La sainte et feinte colère d’Abdelilah Benkirane - Par Aziz BOUCETTA
Quand l’ancien chef du gouvernement et actuel chef du PJD s’indigne, il le dit, et quand il s’irrite pour une sainte raison, il en fait même une vidéo de 40 minutes de monologue, sans doute intéressant mais monologue quand même. Le sujet de son ire ? La question de l’égalité hommes-femmes en héritage. Une idée explosive selon Ssi Benkirane, qui y voit une menace d’implosion de la société marocaine. Alors sa colère est sainte mais également feinte car le calcul politique est toujours là…
Quarante minutes donc à décortiquer, expliquer, soliloquer sur la problématique de l’égalité des hommes et des femmes en matière d’héritage. Une hérésie, selon l’ancien chef du gouvernement, au motif que le mode successoral en terre d’islam fait l’objet de versets explicites et univoques du Coran. Sans doute, mais ce n’est pas à lui de le dire ; Ssi Benkirane est un homme politique, pas un théologien. En revanche, il est dans son droit et dans son rôle de mettre en garde contre les risques de déstabilisation sociale du pays. Les concernés en prendront note.
Fort bien, alors M. Benkirane a exprimé son avis, très honorable au demeurant. Il devrait donc accepter que d’autres donnent le leur, sans pour autant qu’ils fassent l’objet de sa vindicte ou de l’opprobre de la société. Plus, le chef du PJD, en homme politique qui a des droits et des devoirs aussi doit non seulement accepter les avis contraires, mais aussi les solliciter et les défendre au regard d’une société facilement irritable sur ces questions. Cela s’appelle un débat sociétal, contradictoire, et c’est ainsi qu’une société avance.

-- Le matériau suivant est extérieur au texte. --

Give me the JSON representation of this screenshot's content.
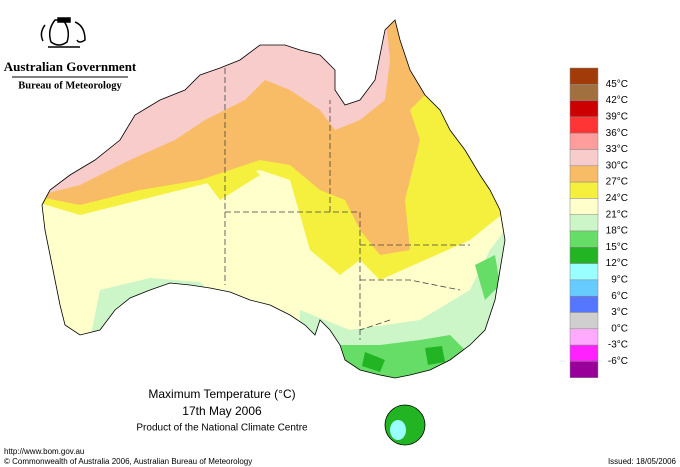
{
  "header": {
    "government": "Australian Government",
    "agency": "Bureau of Meteorology"
  },
  "map": {
    "title": "Maximum Temperature (°C)",
    "date": "17th May 2006",
    "product": "Product of the National Climate Centre"
  },
  "legend": {
    "labels": [
      "45°C",
      "42°C",
      "39°C",
      "36°C",
      "33°C",
      "30°C",
      "27°C",
      "24°C",
      "21°C",
      "18°C",
      "15°C",
      "12°C",
      "9°C",
      "6°C",
      "3°C",
      "0°C",
      "-3°C",
      "-6°C"
    ],
    "colors": [
      "#a13c0a",
      "#a0703e",
      "#cc0000",
      "#ff3535",
      "#ff9c9c",
      "#f9cccc",
      "#f8bb66",
      "#f5ef3d",
      "#ffffcc",
      "#ccf5c8",
      "#66dd66",
      "#22b422",
      "#99ffff",
      "#66ccff",
      "#5577ff",
      "#cfcfcf",
      "#ffaaff",
      "#ff22ff",
      "#990099"
    ]
  },
  "footer": {
    "url": "http://www.bom.gov.au",
    "copyright": "© Commonwealth of Australia 2006, Australian Bureau of Meteorology",
    "issued": "Issued: 18/05/2006"
  }
}
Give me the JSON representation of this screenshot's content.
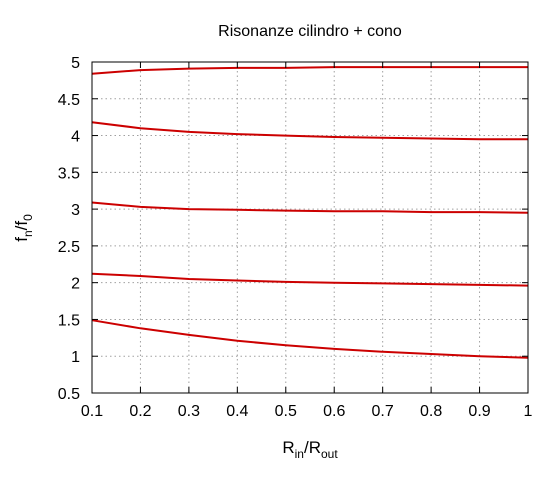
{
  "chart_data": {
    "type": "line",
    "title": "Risonanze cilindro + cono",
    "xlabel": {
      "main": "R",
      "sub1": "in",
      "mid": "/R",
      "sub2": "out"
    },
    "ylabel": {
      "main": "f",
      "sub1": "n",
      "mid": "/f",
      "sub2": "0"
    },
    "xlim": [
      0.1,
      1
    ],
    "ylim": [
      0.5,
      5
    ],
    "xticks": [
      0.1,
      0.2,
      0.3,
      0.4,
      0.5,
      0.6,
      0.7,
      0.8,
      0.9,
      1
    ],
    "xtick_labels": [
      "0.1",
      "0.2",
      "0.3",
      "0.4",
      "0.5",
      "0.6",
      "0.7",
      "0.8",
      "0.9",
      "1"
    ],
    "yticks": [
      0.5,
      1,
      1.5,
      2,
      2.5,
      3,
      3.5,
      4,
      4.5,
      5
    ],
    "ytick_labels": [
      "0.5",
      "1",
      "1.5",
      "2",
      "2.5",
      "3",
      "3.5",
      "4",
      "4.5",
      "5"
    ],
    "grid": true,
    "line_color": "#cc0000",
    "x": [
      0.1,
      0.2,
      0.3,
      0.4,
      0.5,
      0.6,
      0.7,
      0.8,
      0.9,
      1.0
    ],
    "series": [
      {
        "values": [
          1.49,
          1.38,
          1.29,
          1.21,
          1.15,
          1.1,
          1.06,
          1.03,
          1.0,
          0.98
        ]
      },
      {
        "values": [
          2.12,
          2.09,
          2.05,
          2.03,
          2.01,
          2.0,
          1.99,
          1.98,
          1.97,
          1.96
        ]
      },
      {
        "values": [
          3.09,
          3.03,
          3.0,
          2.99,
          2.98,
          2.97,
          2.97,
          2.96,
          2.96,
          2.95
        ]
      },
      {
        "values": [
          4.18,
          4.1,
          4.05,
          4.02,
          4.0,
          3.98,
          3.97,
          3.96,
          3.95,
          3.95
        ]
      },
      {
        "values": [
          4.84,
          4.89,
          4.91,
          4.92,
          4.92,
          4.93,
          4.93,
          4.93,
          4.93,
          4.93
        ]
      }
    ]
  }
}
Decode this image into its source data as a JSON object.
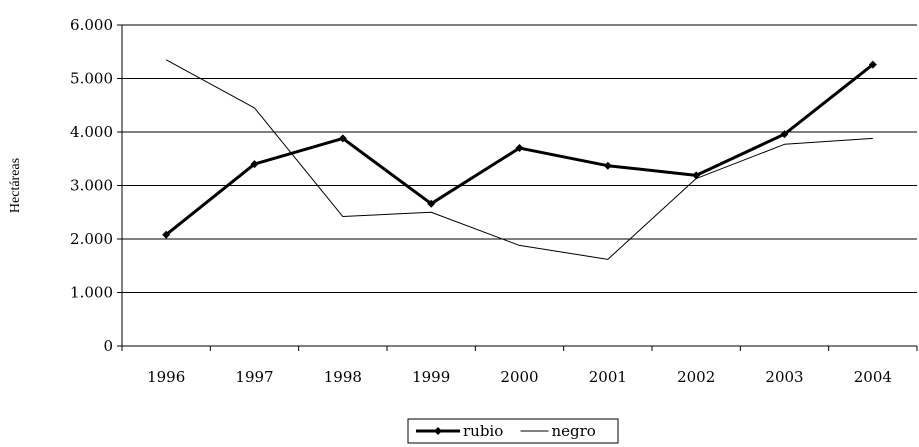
{
  "chart_data": {
    "type": "line",
    "title": "",
    "xlabel": "",
    "ylabel": "Hectáreas",
    "categories": [
      "1996",
      "1997",
      "1998",
      "1999",
      "2000",
      "2001",
      "2002",
      "2003",
      "2004"
    ],
    "ylim": [
      0,
      6000
    ],
    "yticks": [
      0,
      1000,
      2000,
      3000,
      4000,
      5000,
      6000
    ],
    "ytick_labels": [
      "0",
      "1.000",
      "2.000",
      "3.000",
      "4.000",
      "5.000",
      "6.000"
    ],
    "grid": true,
    "legend_position": "bottom",
    "series": [
      {
        "name": "rubio",
        "values": [
          2080,
          3400,
          3880,
          2660,
          3700,
          3370,
          3190,
          3960,
          5260
        ],
        "color": "#000000",
        "style": "thick-with-markers"
      },
      {
        "name": "negro",
        "values": [
          5350,
          4450,
          2420,
          2500,
          1880,
          1620,
          3130,
          3770,
          3880
        ],
        "color": "#000000",
        "style": "thin"
      }
    ]
  }
}
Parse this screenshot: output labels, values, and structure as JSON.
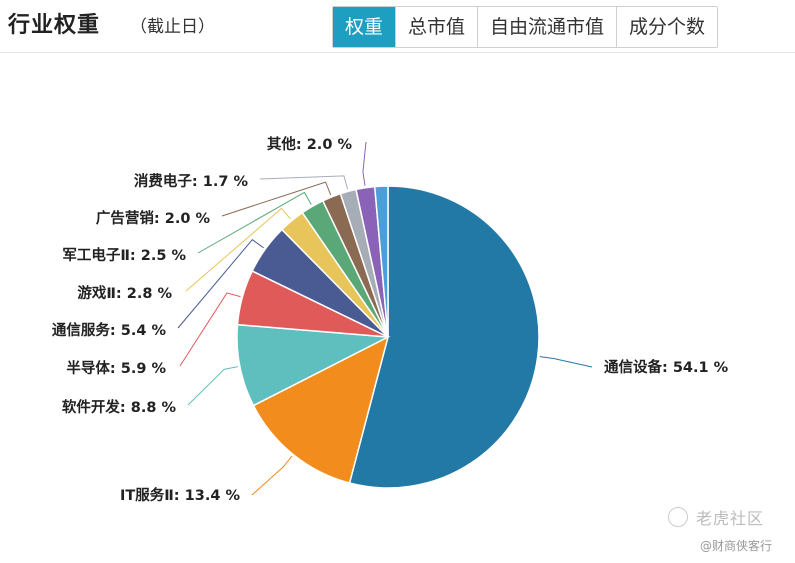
{
  "header": {
    "title": "行业权重",
    "subtitle": "（截止日）",
    "tabs": [
      {
        "label": "权重",
        "active": true
      },
      {
        "label": "总市值",
        "active": false
      },
      {
        "label": "自由流通市值",
        "active": false
      },
      {
        "label": "成分个数",
        "active": false
      }
    ]
  },
  "chart_data": {
    "type": "pie",
    "unit": "%",
    "slices": [
      {
        "label": "通信设备",
        "value": 54.1,
        "display": "54.1 %",
        "color": "#2379a6"
      },
      {
        "label": "IT服务Ⅱ",
        "value": 13.4,
        "display": "13.4 %",
        "color": "#f28c1d"
      },
      {
        "label": "软件开发",
        "value": 8.8,
        "display": "8.8 %",
        "color": "#5fbfbf"
      },
      {
        "label": "半导体",
        "value": 5.9,
        "display": "5.9 %",
        "color": "#e05a5a"
      },
      {
        "label": "通信服务",
        "value": 5.4,
        "display": "5.4 %",
        "color": "#4a5a92"
      },
      {
        "label": "游戏Ⅱ",
        "value": 2.8,
        "display": "2.8 %",
        "color": "#e8c55a"
      },
      {
        "label": "军工电子Ⅱ",
        "value": 2.5,
        "display": "2.5 %",
        "color": "#5aa878"
      },
      {
        "label": "广告营销",
        "value": 2.0,
        "display": "2.0 %",
        "color": "#8a6a52"
      },
      {
        "label": "消费电子",
        "value": 1.7,
        "display": "1.7 %",
        "color": "#a7adb6"
      },
      {
        "label": "其他",
        "value": 2.0,
        "display": "2.0 %",
        "color": "#8a63b8"
      },
      {
        "label": "",
        "value": 1.4,
        "display": "",
        "color": "#4a9fd8"
      }
    ]
  },
  "watermark": {
    "brand": "老虎社区",
    "author": "@财商侠客行"
  }
}
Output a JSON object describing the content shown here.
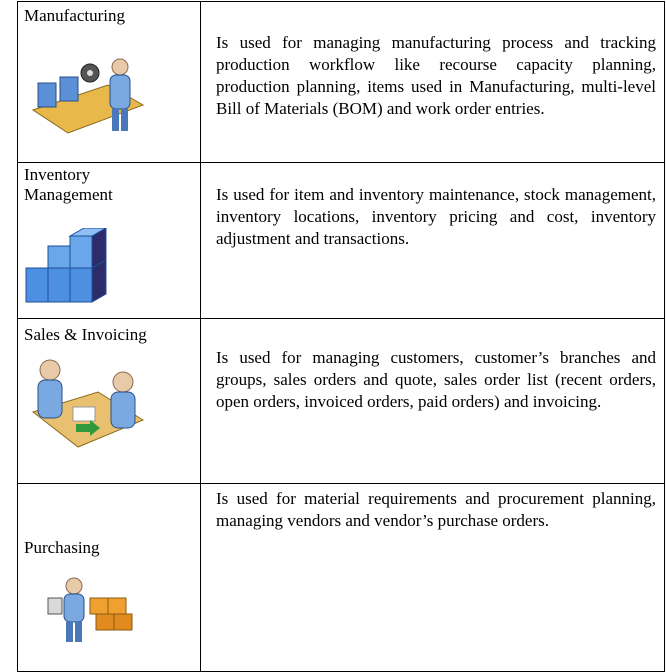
{
  "rows": [
    {
      "module": "Manufacturing",
      "description": "Is used for managing manufacturing process and tracking production workflow like recourse capacity planning, production planning, items used in Manufacturing, multi-level Bill of Materials (BOM) and work order entries."
    },
    {
      "module": "Inventory Management",
      "description": "Is used for item and inventory maintenance, stock management, inventory locations, inventory pricing and cost, inventory adjustment and transactions."
    },
    {
      "module": "Sales & Invoicing",
      "description": "Is used for managing customers, customer’s branches and groups, sales orders and quote, sales order list (recent orders, open orders, invoiced orders, paid orders) and invoicing."
    },
    {
      "module": "Purchasing",
      "description": "Is used for material requirements and procurement planning, managing vendors and vendor’s purchase orders."
    }
  ]
}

Que les opposants à l’égalité en héritage parlent, et déroulent leurs arguments. Puis qu’ils écoutent les autres, qui exposeront leurs thèses. Mais les deux camps, convaincus et œuvrant à convaincre, sont tenus d’accepter les règles du jeu démocratique : essayer de persuader et d’imposer leur point de vue, mais admettre aussi la possibilité que les arguments de leurs opposants puissent être rationnels ou même meilleurs, et donc dans ce cas envisager de s’incliner. Et dans tous les cas, surtout celui, ô combien prévisible, où les deux camps entretiennent un dialogue de sourds, ils pourraient parvenir à une solution intermédiaire, celle par exemple du testament, s’il n’est pas expressément et univoquement interdit par le texte sacré.
De ce fait, ce type de discussion devrait voir le jour dans ce pays, entre sachants des deux bords, sur cette question de testament. Les textes coraniques sont tantôt univoques tantôt équivoques, et la distinction ne fait pas unanimité sur les sens, tant pour des questions sémantiques que philosophiques... et même parfois de ponctuation ou de structuration. En revenir à la philosophie d’Ibn Rochd serait une méthode pour avancer, dans l’interprétation par la démonstration, en se fondant sur les différents écrits et instruments apportés par la très riche philosophie islamique.